General Motors Co. said Tuesday that its new Chevrolet Volt electric car is expected to get 230 miles per gallon in city driving. This is a direct quotation. I thought that the Volt was an all-electric car. How could an electric car use any gallons of gas? Is the Volt an all electric car or not. Thank you. abxxx
The Volt is a gas-electric series plug-in hybrid. Runs off batteries until they get low, then gas engine kicks in, turns generator to run electric motors until you get somewhere and plug it in. Google it, lots of info available.
The Volt is an electric car that has a small gas motor that only drives a generator. The only motor(s) that drive the wheels and make the car go are electric motors. When you exceed the 40 miles the Volt can go on a full charge then the gas motor will start up and run to turn the generator to recharge the batteries so the electric motors can drive the wheels.

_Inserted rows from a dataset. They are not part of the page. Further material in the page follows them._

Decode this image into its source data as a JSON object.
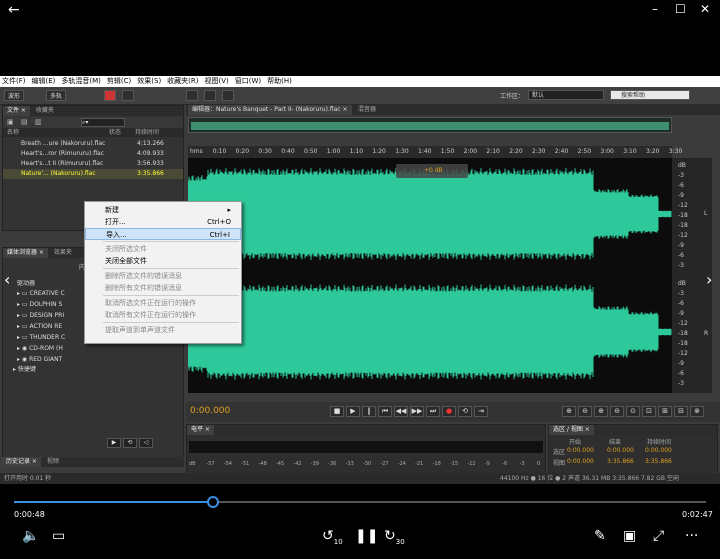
{
  "app": {
    "menu": [
      "文件(F)",
      "编辑(E)",
      "多轨混音(M)",
      "剪辑(C)",
      "效果(S)",
      "收藏夹(R)",
      "视图(V)",
      "窗口(W)",
      "帮助(H)"
    ],
    "toolbar": {
      "waveform": "波形",
      "multitrack": "多轨",
      "workspace_label": "工作区：",
      "workspace_value": "默认",
      "search_placeholder": "搜索帮助"
    },
    "files_panel": {
      "tabs": [
        "文件 ×",
        "收藏夹"
      ],
      "headers": {
        "name": "名称",
        "status": "状态",
        "duration": "持续时间"
      },
      "rows": [
        {
          "name": "Breath ...ure (Nakoruru).flac",
          "duration": "4:13.266"
        },
        {
          "name": "Heart's...ror (Rimururu).flac",
          "duration": "4:09.933"
        },
        {
          "name": "Heart's...t II (Rimururu).flac",
          "duration": "3:56.933"
        },
        {
          "name": "Nature'... (Nakoruru).flac",
          "duration": "3:35.866"
        }
      ]
    },
    "media_panel": {
      "tabs": [
        "媒体浏览器 ×",
        "效果夹"
      ],
      "content_label": "内容",
      "drives_label": "驱动器",
      "items": [
        "CREATIVE C",
        "DOLPHIN S",
        "DESIGN PRI",
        "ACTION RE",
        "THUNDER C",
        "CD-ROM (H",
        "RED GIANT"
      ],
      "shortcuts": "快捷键"
    },
    "editor": {
      "tab": "编辑器：Nature's Banquet - Part II- (Nakoruru).flac ×",
      "mixer_tab": "混音器",
      "ruler": [
        "hms",
        "0:10",
        "0:20",
        "0:30",
        "0:40",
        "0:50",
        "1:00",
        "1:10",
        "1:20",
        "1:30",
        "1:40",
        "1:50",
        "2:00",
        "2:10",
        "2:20",
        "2:30",
        "2:40",
        "2:50",
        "3:00",
        "3:10",
        "3:20",
        "3:30"
      ],
      "hud": "+0 dB",
      "db_top": [
        "dB",
        "-3",
        "-6",
        "-9",
        "-12",
        "-18",
        "-18",
        "-12",
        "-9",
        "-6",
        "-3"
      ],
      "db_bottom": [
        "dB",
        "-3",
        "-6",
        "-9",
        "-12",
        "-18",
        "-18",
        "-12",
        "-9",
        "-6",
        "-3"
      ],
      "ch1": "L",
      "ch2": "R"
    },
    "transport": {
      "time": "0:00.000"
    },
    "level_panel": {
      "tab": "电平 ×",
      "scale": [
        "dB",
        "-57",
        "-54",
        "-51",
        "-48",
        "-45",
        "-42",
        "-39",
        "-36",
        "-33",
        "-30",
        "-27",
        "-24",
        "-21",
        "-18",
        "-15",
        "-12",
        "-9",
        "-6",
        "-3",
        "0"
      ]
    },
    "selection_panel": {
      "tab": "选区 / 视图 ×",
      "headers": [
        "开始",
        "结束",
        "持续时间"
      ],
      "rows": [
        {
          "label": "选区",
          "start": "0:00.000",
          "end": "0:00.000",
          "dur": "0:00.000"
        },
        {
          "label": "视图",
          "start": "0:00.000",
          "end": "3:35.866",
          "dur": "3:35.866"
        }
      ]
    },
    "history_tabs": [
      "历史记录 ×",
      "视频"
    ],
    "status": {
      "left": "打开用时 0.01 秒",
      "right": "44100 Hz ● 16 位 ● 2 声道    36.31 MB    3:35.866    7.82 GB 空闲"
    },
    "context_menu": {
      "items": [
        {
          "label": "新建",
          "shortcut": "",
          "submenu": true,
          "disabled": false
        },
        {
          "label": "打开...",
          "shortcut": "Ctrl+O",
          "disabled": false
        },
        {
          "label": "导入...",
          "shortcut": "Ctrl+I",
          "disabled": false,
          "highlighted": true
        },
        {
          "label": "关闭所选文件",
          "shortcut": "",
          "disabled": true
        },
        {
          "label": "关闭全部文件",
          "shortcut": "",
          "disabled": false
        },
        {
          "label": "删除所选文件的错误消息",
          "shortcut": "",
          "disabled": true
        },
        {
          "label": "删除所有文件的错误消息",
          "shortcut": "",
          "disabled": true
        },
        {
          "label": "取消所选文件正在运行的操作",
          "shortcut": "",
          "disabled": true
        },
        {
          "label": "取消所有文件正在运行的操作",
          "shortcut": "",
          "disabled": true
        },
        {
          "label": "提取声道到单声道文件",
          "shortcut": "",
          "disabled": true
        }
      ]
    }
  },
  "player": {
    "current": "0:00:48",
    "total": "0:02:47",
    "progress": 0.287,
    "back_icon": "back-arrow-icon",
    "rewind_label": "10",
    "forward_label": "30",
    "colors": {
      "accent": "#3a8ee6",
      "wave": "#2ec99a"
    }
  }
}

If someone never drives more than 35 miles and stays below 50 mph it is possible that the gas motor would never run at all. In which case if you buy a Volt should you put fuel stabilizer in the gas? If you very rarely run the gas motor eventually the gas in the tank could get old, and stale.

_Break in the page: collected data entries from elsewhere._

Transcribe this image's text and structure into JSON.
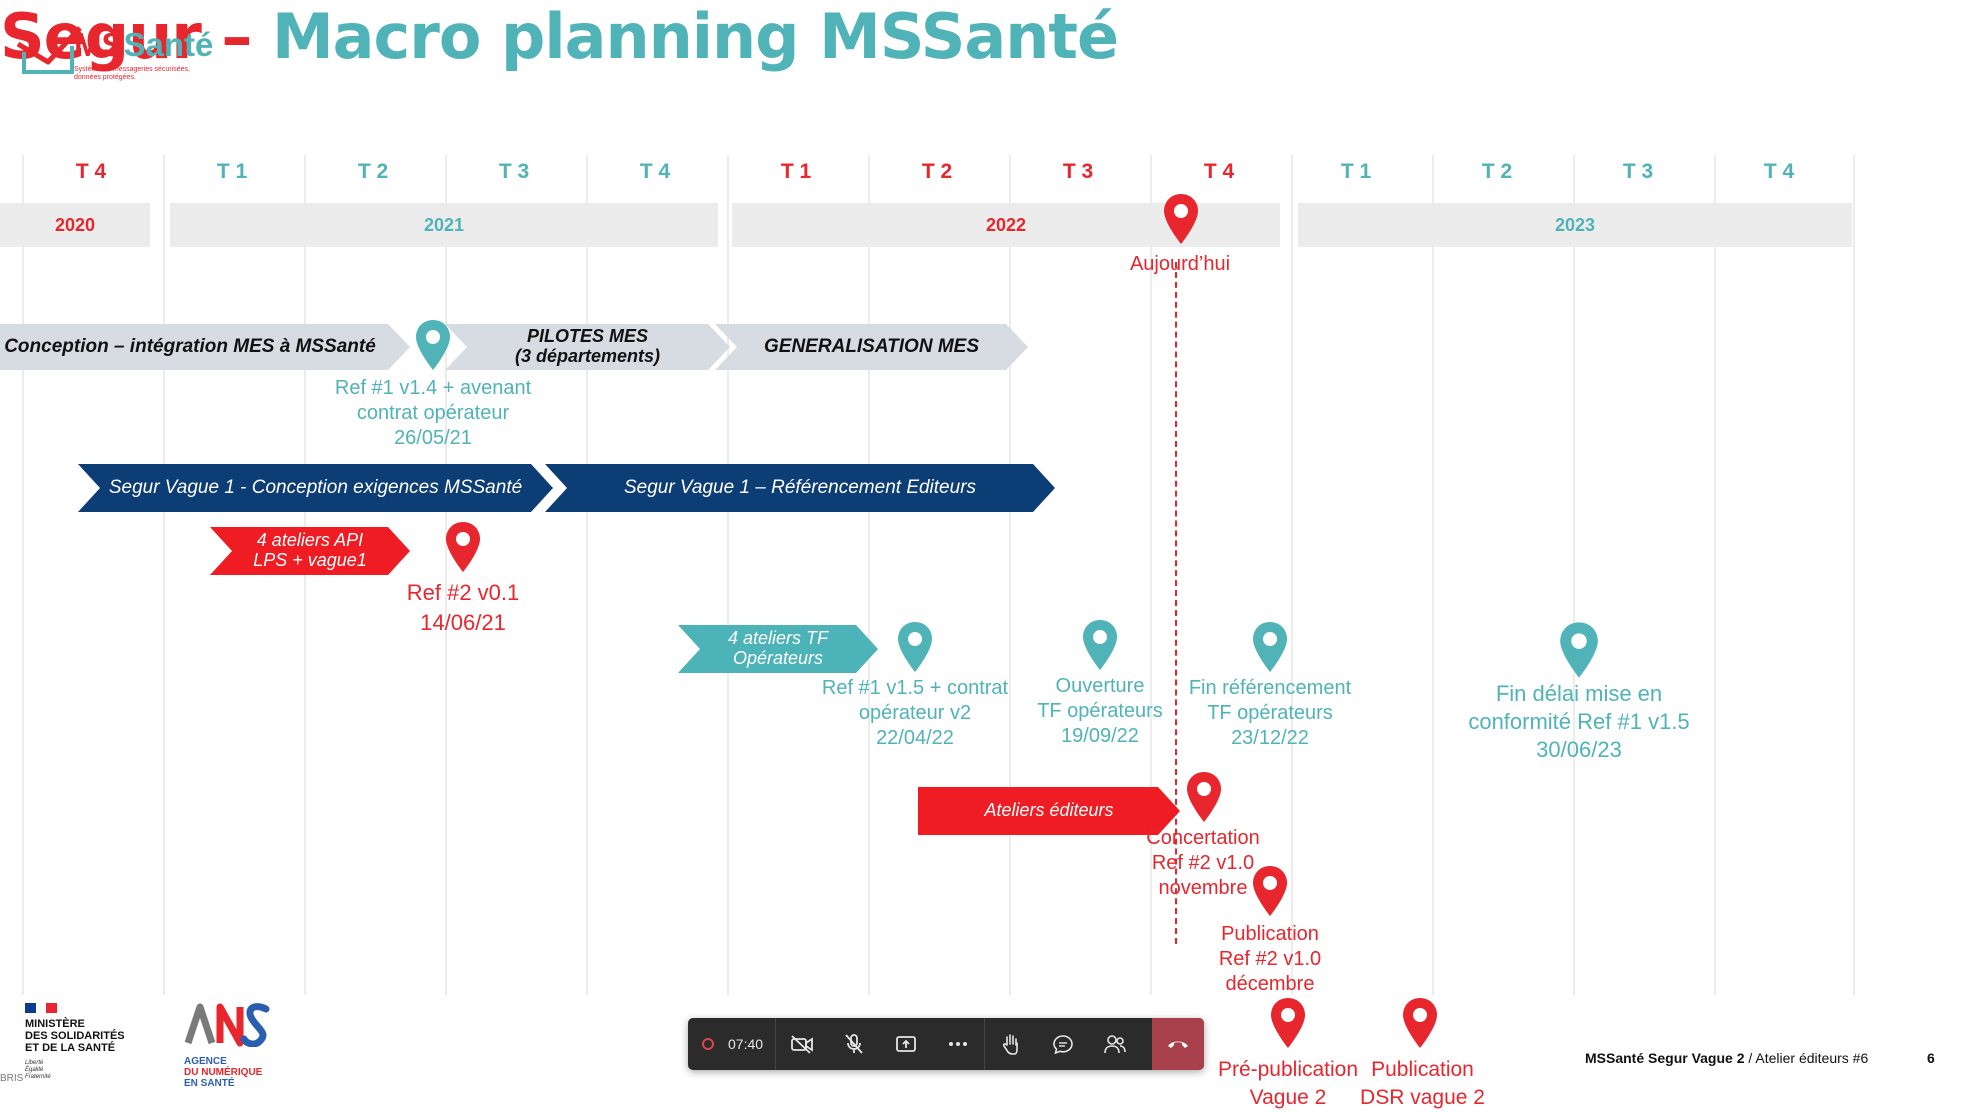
{
  "header": {
    "title_prefix": "Segur –",
    "title_main": "Macro planning MSSanté",
    "logo": {
      "name": "MSSanté",
      "tagline": "Système de messageries sécurisées, données protégées."
    }
  },
  "timeline": {
    "quarters": [
      "T 4",
      "T 1",
      "T 2",
      "T 3",
      "T 4",
      "T 1",
      "T 2",
      "T 3",
      "T 4",
      "T 1",
      "T 2",
      "T 3",
      "T 4"
    ],
    "years": [
      "2020",
      "2021",
      "2022",
      "2023"
    ],
    "today_label": "Aujourd’hui"
  },
  "phases": {
    "conception_mes": "Conception – intégration MES à MSSanté",
    "pilotes_line1": "PILOTES MES",
    "pilotes_line2": "(3 départements)",
    "generalisation": "GENERALISATION MES",
    "vague1_conception": "Segur Vague 1 - Conception exigences MSSanté",
    "vague1_referencement": "Segur Vague 1 – Référencement Editeurs",
    "ateliers_api_line1": "4 ateliers API",
    "ateliers_api_line2": "LPS + vague1",
    "ateliers_tf_line1": "4 ateliers TF",
    "ateliers_tf_line2": "Opérateurs",
    "ateliers_editeurs": "Ateliers éditeurs"
  },
  "milestones": {
    "ref1_v14": [
      "Ref #1 v1.4 + avenant",
      "contrat opérateur",
      "26/05/21"
    ],
    "ref2_v01": [
      "Ref #2 v0.1",
      "14/06/21"
    ],
    "ref1_v15": [
      "Ref #1 v1.5 + contrat",
      "opérateur v2",
      "22/04/22"
    ],
    "ouverture_tf": [
      "Ouverture",
      "TF opérateurs",
      "19/09/22"
    ],
    "fin_referencement": [
      "Fin référencement",
      "TF opérateurs",
      "23/12/22"
    ],
    "fin_delai": [
      "Fin délai mise en",
      "conformité Ref #1 v1.5",
      "30/06/23"
    ],
    "concertation": [
      "Concertation",
      "Ref #2 v1.0",
      "novembre"
    ],
    "publication_ref2": [
      "Publication",
      "Ref #2 v1.0",
      "décembre"
    ],
    "pre_publication": [
      "Pré-publication",
      "Vague 2"
    ],
    "publication_dsr": [
      "Publication",
      "DSR vague 2"
    ]
  },
  "meeting_toolbar": {
    "timer": "07:40"
  },
  "footer": {
    "ministry_lines": [
      "MINISTÈRE",
      "DES SOLIDARITÉS",
      "ET DE LA SANTÉ"
    ],
    "ministry_motto": [
      "Liberté",
      "Égalité",
      "Fraternité"
    ],
    "ans_lines": [
      "AGENCE",
      "DU NUMÉRIQUE",
      "EN SANTÉ"
    ],
    "event_bold": "MSSanté Segur Vague 2",
    "event_rest": " / Atelier éditeurs #6",
    "page_number": "6",
    "corner_text": "BRIS"
  },
  "colors": {
    "red": "#e8262d",
    "teal": "#4fb3b8",
    "navy": "#0d3d75",
    "gray_arrow": "#d7dbe2",
    "year_bar": "#ececec"
  }
}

The Volt will have a small gasoline engine, but it will not drive the car. When the batteries that drive the Volt get low the gasoline engine will power a generator to extend the range of the batteries until they can be fully recharged by plugging the car in.
The formula the EPA will use to calculate fuel mileage on an electric vehicle has not yet been finalized. The 230 mpg city figure is an estimate based on a preliminary formula.

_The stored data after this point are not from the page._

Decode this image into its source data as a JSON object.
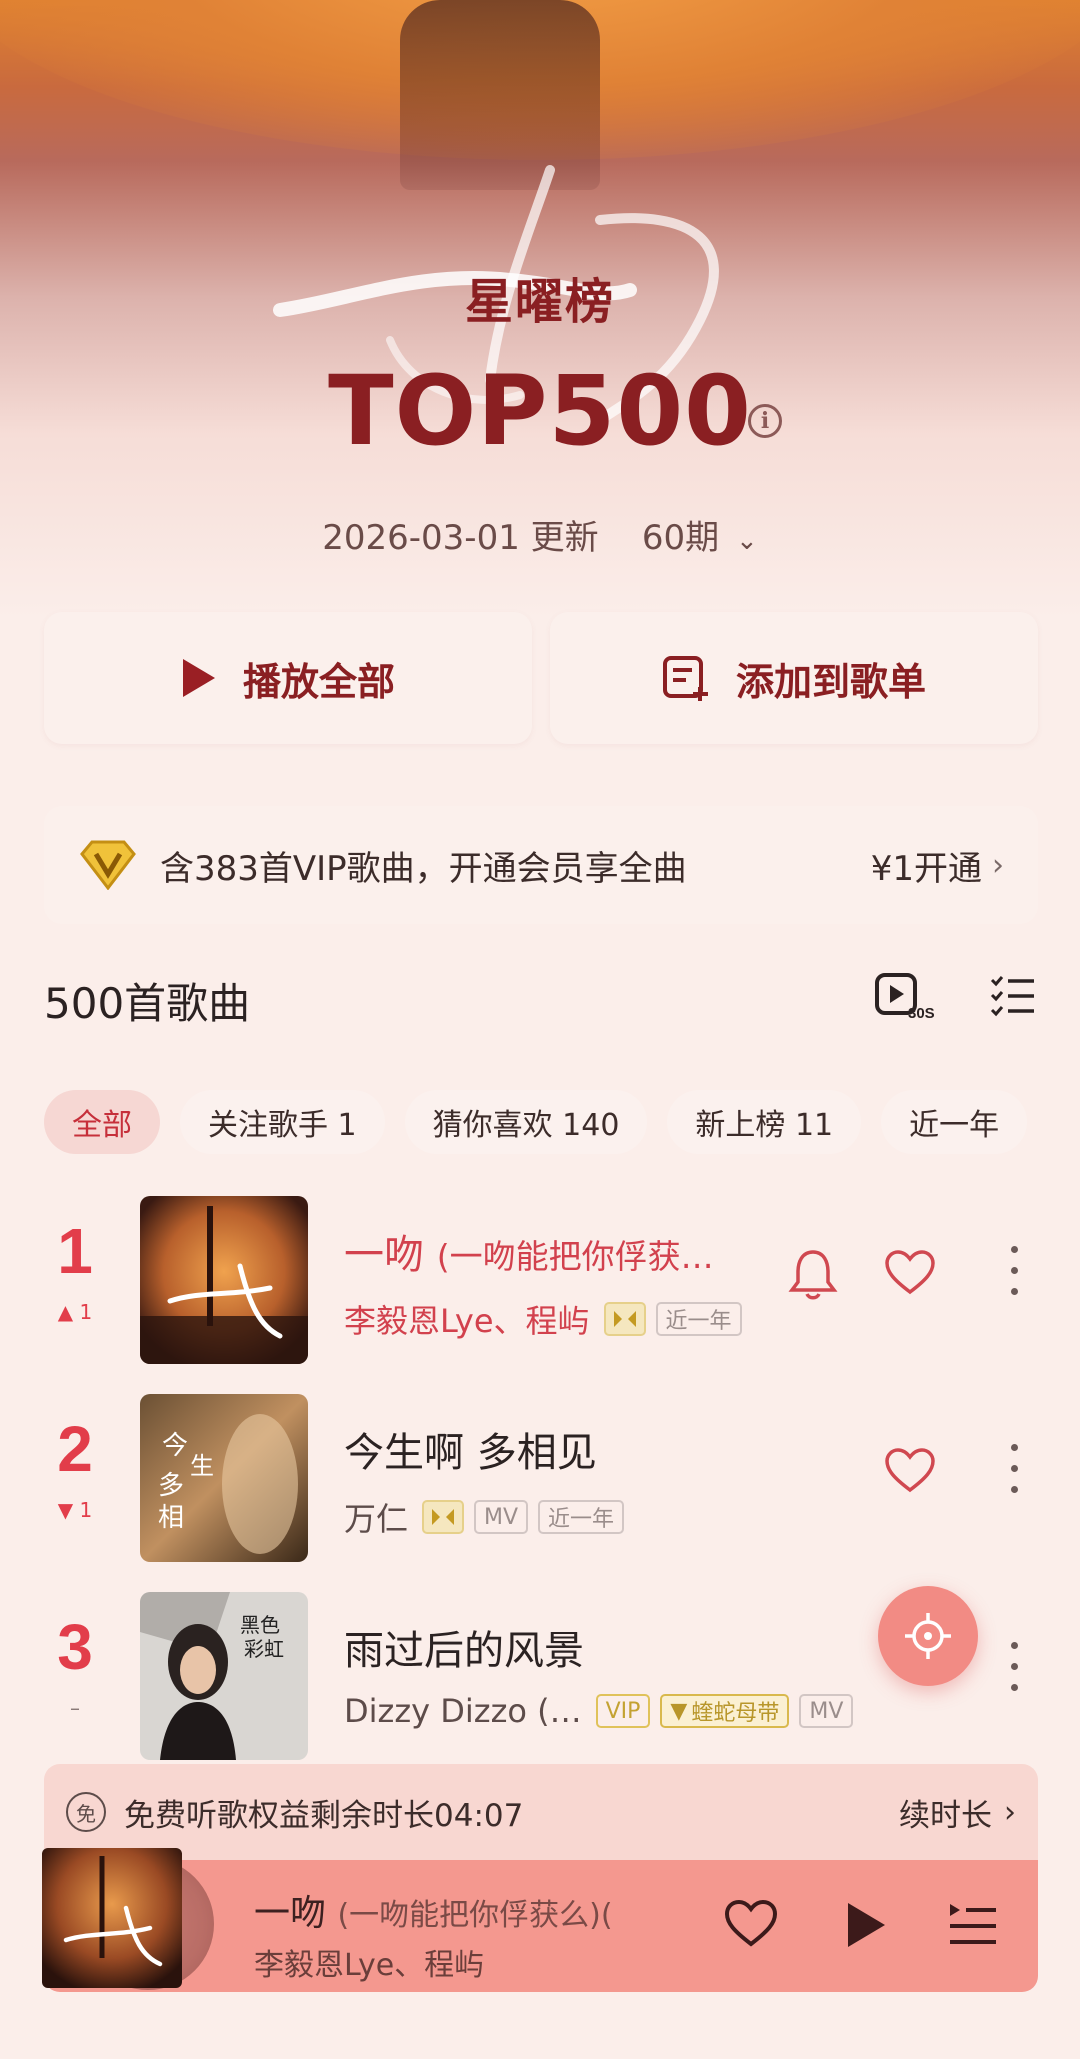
{
  "header": {
    "title_small": "星曜榜",
    "title_big": "TOP500",
    "update_text": "2026-03-01 更新",
    "period": "60期"
  },
  "actions": {
    "play_all": "播放全部",
    "add_to_playlist": "添加到歌单"
  },
  "vip_bar": {
    "text": "含383首VIP歌曲，开通会员享全曲",
    "action": "¥1开通"
  },
  "list": {
    "count_title": "500首歌曲",
    "preview_badge": "30S",
    "filters": [
      "全部",
      "关注歌手 1",
      "猜你喜欢 140",
      "新上榜 11",
      "近一年"
    ],
    "active_filter": 0
  },
  "songs": [
    {
      "rank": "1",
      "trend": "▲ 1",
      "title": "一吻",
      "subtitle": "(一吻能把你俘获…",
      "artist": "李毅恩Lye、程屿",
      "tags": [
        "近一年"
      ]
    },
    {
      "rank": "2",
      "trend": "▼ 1",
      "title": "今生啊 多相见",
      "subtitle": "",
      "artist": "万仁",
      "tags": [
        "MV",
        "近一年"
      ]
    },
    {
      "rank": "3",
      "trend": "–",
      "title": "雨过后的风景",
      "subtitle": "",
      "artist": "Dizzy Dizzo (…",
      "tags": [
        "VIP",
        "蝰蛇母带",
        "MV"
      ]
    }
  ],
  "free_bar": {
    "badge": "免",
    "text": "免费听歌权益剩余时长04:07",
    "action": "续时长"
  },
  "player": {
    "title": "一吻",
    "subtitle": "(一吻能把你俘获么)(",
    "artist": "李毅恩Lye、程屿"
  },
  "colors": {
    "accent_red": "#e23d4a",
    "title_red": "#8a1f22",
    "player_bg": "#f4988f",
    "gold_tag": "#d9b94d"
  }
}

That number is totally bogus. MPG is meaningful only if all the energy is coming from gasoline. In fact you could get infinite mileage if you always ran with the battery, never running the gas engine. What is needed here is a way of converting battery charge to equivalent gallons of gas. Only then will the Volt’s mileage numbers be meaningful.
I believe that 230 number has some conversion for the electricity used.
I agree that the number is bogus. The only way to fairly compare would be to corrolate the cost of the electricity it’ll take to go XXX number of miles vs. the cost of the gas it would take for a comparable gas-powered vehicle to go the same distance.
Even more accurate would be the cost per month to operate vs. the cost per month to operate a similar gas powered vehicle. That would take more variables into account.
Since the gas won’t be getting used quickly, I wonder what will happen when the 10% ethanol starts seperating out and gelling. I wonder of every Volt will come with a free can of starter fluid…
There are some conversions wandering around out there. However since the power curves of electric motors are so dramatically different and the transmission setups are so different I’m suspicious of any formula that doesn’t take these into account. Driving variations would make the numbers all over the place. I don’t think there’s any “standard” yet.
“I wonder what will happen when the 10% ethanol starts seperating out and gelling.”
It seems to me that the fuel would mix just through the motion of the car. Something like when I swirl my gas can before I fill the lawn mower.
It has the same validity as saying raising a manufactures CAFE standard is going to cause X numbers of deaths (because the cars will be lighter and somehow somone was able to say with lighter cars more people will die).
Its just a marketing or rhetorical phrase. Your being manipulated by a advertising campaign.
I don’t think that 230 miles per gallon is all that great. I’m doing better than that with my 1978 Oldsmobile by adopting some old technology. I achieve this mileage because the floor pan rusted through and we put our feet on the pavement and pedal along. This gasoline saving technology was available in pre-historic times and was used by Fred Flintstone.
Yeah, but you’re forgetting to include the food you have to buy and eat to power your feet. Although, if you’re killing and eating dinosaurs and making your own weapons to do that with…
And Pressed Stone Feet are pricy these days…
On a positive note, someone can really save money on bank fees with one of these cars. After all, if you buy a Chevy Vault, why would you need a Safe Deposit Box?
I will concede that driving my Flintstone Conversion Car (FCC) is giving me a “defeetist” attitude.
I will give credit to the phrase “price per mile” to Reilly Brennan,editor in chief of AOL Autos. GM calculates about 3 cents per mile for the Volt (source USA Today Aug 12 2009 section “B”).
I read an interesting article in today" “USA Today” newspaper about this same subject. Apparently this “rating methodology” is one under consideration by eth EPA for hybrids. Another hybrid manufacturer tested their car using teh same methodology and got 367 mpg.
The EPA is apparently realizing that a new system of measuerment is needed. The “cost per mile” is under official consideration. The expectation is that within five years we’ll all be talking in cost per mile rather than miles per gallon.
Hey MB look above you.
That 367 mpgs was for a small pure EV from Nissan, so that must be about what the electricity use gives.
I did. I saw that. Cost (price) per mile as an official government measure goes way, way back to when the feds began allowing mileage deductions on income taxes. EPA is now officially considering that as a comparative measure of fuel use for hybrid and EV vehicles in lieu of miles per gallon. That the term may end up being used for all vehicles, gas or otherwise.
Somehow the feds are going to have to reconcile the issue. EVs and hybrids like the Volt could really skew CAFE numbers.